Roberto Russo, amministratore delegato di SmartCityLife, la società che gestisce gli spazi esterni del quartiere residenziale milanese CityLife, ha affermato: “Uno degli aspetti valoriali importanti del CityLife a Milano è la fruibilità e la cultura. Su questo aspetto aspetti ci troviamo perfettamente allineati con il progetto del Pizza Village perché la fruibilità ha permesso lo scorso settembre a 25 mila persone di trascorrere serate allegre e spensierate con la garanzia di un servizio e di un evento di qualità. Sono certo che nei prossimi anni troveremo il modo di proseguire la collaborazione con Pizza Village che troverà City Life sempre pronto ad accoglierlo”.

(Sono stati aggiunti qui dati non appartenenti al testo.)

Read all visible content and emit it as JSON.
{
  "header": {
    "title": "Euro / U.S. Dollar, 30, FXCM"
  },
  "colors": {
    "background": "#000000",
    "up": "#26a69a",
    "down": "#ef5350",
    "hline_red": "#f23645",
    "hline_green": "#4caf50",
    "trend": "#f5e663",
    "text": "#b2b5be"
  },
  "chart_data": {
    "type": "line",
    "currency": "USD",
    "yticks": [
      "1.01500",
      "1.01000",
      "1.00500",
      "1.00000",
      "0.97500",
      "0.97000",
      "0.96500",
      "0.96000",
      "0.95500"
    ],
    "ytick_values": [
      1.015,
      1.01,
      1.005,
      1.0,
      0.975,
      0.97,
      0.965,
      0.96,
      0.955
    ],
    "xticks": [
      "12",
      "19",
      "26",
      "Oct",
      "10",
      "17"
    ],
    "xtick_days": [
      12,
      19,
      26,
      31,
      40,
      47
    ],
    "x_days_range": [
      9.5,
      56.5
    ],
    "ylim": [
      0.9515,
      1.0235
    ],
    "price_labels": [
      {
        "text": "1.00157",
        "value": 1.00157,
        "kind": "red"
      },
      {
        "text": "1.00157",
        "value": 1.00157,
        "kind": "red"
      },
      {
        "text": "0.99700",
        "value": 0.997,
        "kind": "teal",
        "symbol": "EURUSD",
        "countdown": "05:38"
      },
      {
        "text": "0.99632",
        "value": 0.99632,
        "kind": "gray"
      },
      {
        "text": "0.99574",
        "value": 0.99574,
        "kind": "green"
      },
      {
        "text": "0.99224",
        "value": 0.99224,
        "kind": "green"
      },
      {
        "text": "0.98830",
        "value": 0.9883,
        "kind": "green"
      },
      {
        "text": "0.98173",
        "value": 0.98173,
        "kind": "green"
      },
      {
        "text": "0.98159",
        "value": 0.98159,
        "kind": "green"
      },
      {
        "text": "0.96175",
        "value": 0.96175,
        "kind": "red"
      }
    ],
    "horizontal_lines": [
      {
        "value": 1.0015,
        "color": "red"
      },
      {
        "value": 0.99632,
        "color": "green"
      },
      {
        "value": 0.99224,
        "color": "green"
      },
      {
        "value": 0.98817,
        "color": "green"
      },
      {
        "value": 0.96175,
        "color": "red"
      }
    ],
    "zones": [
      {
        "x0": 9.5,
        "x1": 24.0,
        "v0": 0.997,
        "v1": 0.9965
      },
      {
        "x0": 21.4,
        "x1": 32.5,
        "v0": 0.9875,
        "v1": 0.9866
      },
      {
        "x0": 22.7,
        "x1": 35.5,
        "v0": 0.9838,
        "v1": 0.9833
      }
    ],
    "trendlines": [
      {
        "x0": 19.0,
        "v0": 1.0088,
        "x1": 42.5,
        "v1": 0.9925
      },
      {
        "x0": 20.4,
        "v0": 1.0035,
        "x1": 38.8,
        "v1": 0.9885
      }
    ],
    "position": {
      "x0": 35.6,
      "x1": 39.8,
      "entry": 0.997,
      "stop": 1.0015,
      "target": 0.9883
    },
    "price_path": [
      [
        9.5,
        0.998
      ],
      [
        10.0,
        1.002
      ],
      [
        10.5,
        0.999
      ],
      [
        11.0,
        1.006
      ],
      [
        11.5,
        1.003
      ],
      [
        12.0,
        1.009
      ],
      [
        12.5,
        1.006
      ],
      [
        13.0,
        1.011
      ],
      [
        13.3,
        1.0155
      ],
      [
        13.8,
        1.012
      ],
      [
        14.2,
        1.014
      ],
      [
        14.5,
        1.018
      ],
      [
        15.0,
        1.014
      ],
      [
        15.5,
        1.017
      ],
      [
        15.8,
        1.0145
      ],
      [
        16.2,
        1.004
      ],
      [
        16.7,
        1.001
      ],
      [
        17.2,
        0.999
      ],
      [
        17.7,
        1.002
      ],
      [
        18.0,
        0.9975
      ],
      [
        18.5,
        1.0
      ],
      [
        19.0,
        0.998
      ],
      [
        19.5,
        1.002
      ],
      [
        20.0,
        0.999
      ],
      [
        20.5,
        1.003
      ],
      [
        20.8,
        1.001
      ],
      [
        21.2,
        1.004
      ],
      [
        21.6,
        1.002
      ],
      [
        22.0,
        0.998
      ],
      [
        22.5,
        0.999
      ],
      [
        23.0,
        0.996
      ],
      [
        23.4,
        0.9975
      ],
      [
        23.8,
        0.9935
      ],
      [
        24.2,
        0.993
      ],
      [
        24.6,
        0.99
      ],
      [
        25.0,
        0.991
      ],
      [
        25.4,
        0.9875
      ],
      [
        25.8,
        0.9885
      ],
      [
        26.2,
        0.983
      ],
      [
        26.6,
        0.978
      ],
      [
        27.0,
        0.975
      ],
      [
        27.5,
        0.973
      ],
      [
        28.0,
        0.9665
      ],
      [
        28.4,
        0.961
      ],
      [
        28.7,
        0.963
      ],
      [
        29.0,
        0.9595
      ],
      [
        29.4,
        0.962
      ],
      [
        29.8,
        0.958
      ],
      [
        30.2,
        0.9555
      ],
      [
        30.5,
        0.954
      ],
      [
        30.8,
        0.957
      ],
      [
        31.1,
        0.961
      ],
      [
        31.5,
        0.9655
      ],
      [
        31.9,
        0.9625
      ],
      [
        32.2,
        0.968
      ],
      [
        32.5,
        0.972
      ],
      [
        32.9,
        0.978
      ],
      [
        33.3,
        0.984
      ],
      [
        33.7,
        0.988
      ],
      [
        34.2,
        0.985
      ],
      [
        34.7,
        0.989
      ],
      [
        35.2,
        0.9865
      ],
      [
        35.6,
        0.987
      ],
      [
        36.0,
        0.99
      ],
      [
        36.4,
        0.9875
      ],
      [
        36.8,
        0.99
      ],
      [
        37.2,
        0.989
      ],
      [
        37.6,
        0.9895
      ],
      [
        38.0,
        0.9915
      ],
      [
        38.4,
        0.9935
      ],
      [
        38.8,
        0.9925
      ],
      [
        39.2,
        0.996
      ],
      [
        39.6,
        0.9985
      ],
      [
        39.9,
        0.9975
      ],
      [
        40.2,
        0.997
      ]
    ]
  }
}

La manifestazione, che rafforza la partnership con Mulino Caputo, accoglierà il lungo itinerario internazionale della Caputo Cup. “Il Pizza Village è un grande lavoro di squadra. Mulino Caputo partecipa da sempre perché al Pizza Village vanno in scena i pizzaioli che producono in maniera artigianale e perfetta il piatto più famoso del mondo, e lo fanno con una tecnica molto precisa, codificata, che addirittura l’Unesco ha riconosciuto come arte immateriale. Per questo amiamo questa manifestazione e vogliamo che giri il mondo e che tutto il mondo venga a Napoli a scoprire la maestria dei pizzaioli napoletani. Anche quest’anno organizziamo, all’interno del Pizza Village, il Campionato mondiale del Pizzaiolo, che è itinerante e gira il mondo, e quest’anno arriva alla 21ᵃ edizione”.